Engano-me? Óptimo. Sugiro que comecemos pelos lares. Não os deuses romanos que protegiam famílias e encruzilhadas - e se estamos numa! -, mas instituições por todo o país, algumas das quais apresenta(ra)m problemas que, sem alarmismos, são de vida ou de morte. Os ilegais devem ser fechados, ponto final. E pontuo por não ser raro assistirmos a simples deslocalizações de depósitos de idosos, que ferem a dignidade e acentuam o sofrimento das suas vítimas, a palavra não é exagerada. Quanto aos outros, as condições de funcionamento devem ser objecto de avaliações rigorosas e periódicas, de modo a impedir que alguns dos meios anunciados só existam no papel. E todos os que funcionam bem devem ser reconhecidos e apoiados, apesar de nesta sociedade não merecerem letras gordas e cores berrantes.
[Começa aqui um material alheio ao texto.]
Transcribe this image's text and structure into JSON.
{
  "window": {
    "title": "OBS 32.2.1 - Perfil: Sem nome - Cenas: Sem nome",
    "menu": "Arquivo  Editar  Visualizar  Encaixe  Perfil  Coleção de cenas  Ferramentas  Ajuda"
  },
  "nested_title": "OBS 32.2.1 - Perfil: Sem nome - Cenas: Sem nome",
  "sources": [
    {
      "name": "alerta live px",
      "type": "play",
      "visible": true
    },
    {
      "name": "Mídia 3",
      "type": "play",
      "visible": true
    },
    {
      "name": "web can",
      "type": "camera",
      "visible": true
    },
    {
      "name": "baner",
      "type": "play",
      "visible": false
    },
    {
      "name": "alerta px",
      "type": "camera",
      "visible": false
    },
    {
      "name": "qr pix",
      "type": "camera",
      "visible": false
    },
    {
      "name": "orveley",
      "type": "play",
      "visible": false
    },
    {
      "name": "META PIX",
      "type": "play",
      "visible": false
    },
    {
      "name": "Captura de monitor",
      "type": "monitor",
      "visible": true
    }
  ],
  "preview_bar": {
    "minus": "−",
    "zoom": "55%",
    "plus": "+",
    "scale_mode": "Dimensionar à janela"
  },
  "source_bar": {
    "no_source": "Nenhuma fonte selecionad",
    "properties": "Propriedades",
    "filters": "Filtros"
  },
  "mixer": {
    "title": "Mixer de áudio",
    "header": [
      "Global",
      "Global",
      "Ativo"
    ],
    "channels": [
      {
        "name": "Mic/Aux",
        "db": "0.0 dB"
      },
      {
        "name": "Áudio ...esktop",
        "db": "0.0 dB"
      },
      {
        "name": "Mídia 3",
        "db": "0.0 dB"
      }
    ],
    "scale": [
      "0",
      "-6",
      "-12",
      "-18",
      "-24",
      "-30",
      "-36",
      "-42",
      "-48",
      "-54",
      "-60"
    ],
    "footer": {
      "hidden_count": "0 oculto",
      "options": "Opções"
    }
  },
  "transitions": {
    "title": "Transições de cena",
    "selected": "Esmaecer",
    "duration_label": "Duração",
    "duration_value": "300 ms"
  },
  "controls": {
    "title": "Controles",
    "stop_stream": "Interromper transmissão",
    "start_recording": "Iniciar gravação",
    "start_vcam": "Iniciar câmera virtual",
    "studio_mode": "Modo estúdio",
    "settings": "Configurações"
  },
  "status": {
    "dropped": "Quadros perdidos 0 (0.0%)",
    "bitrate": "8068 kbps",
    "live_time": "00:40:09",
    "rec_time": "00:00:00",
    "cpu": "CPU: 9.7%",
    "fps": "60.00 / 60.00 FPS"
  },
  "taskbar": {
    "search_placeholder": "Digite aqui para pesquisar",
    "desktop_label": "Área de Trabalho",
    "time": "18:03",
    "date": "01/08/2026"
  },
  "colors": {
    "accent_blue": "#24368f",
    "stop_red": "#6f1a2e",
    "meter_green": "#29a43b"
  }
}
Esta semana ouvi de tudo - declarações infelizes, politização do tema, indirectas, ameaças, jogo do anelzinho no que a responsabilidades diz respeito, num ápice mais 110 milhões de euros e 15 000 funcionários. Quando a poeira assentar, veremos o que mudou. Aposto que Francisco apreciaria que a nação fidelíssima aplacasse alguns dos seus - e nossos! - receios.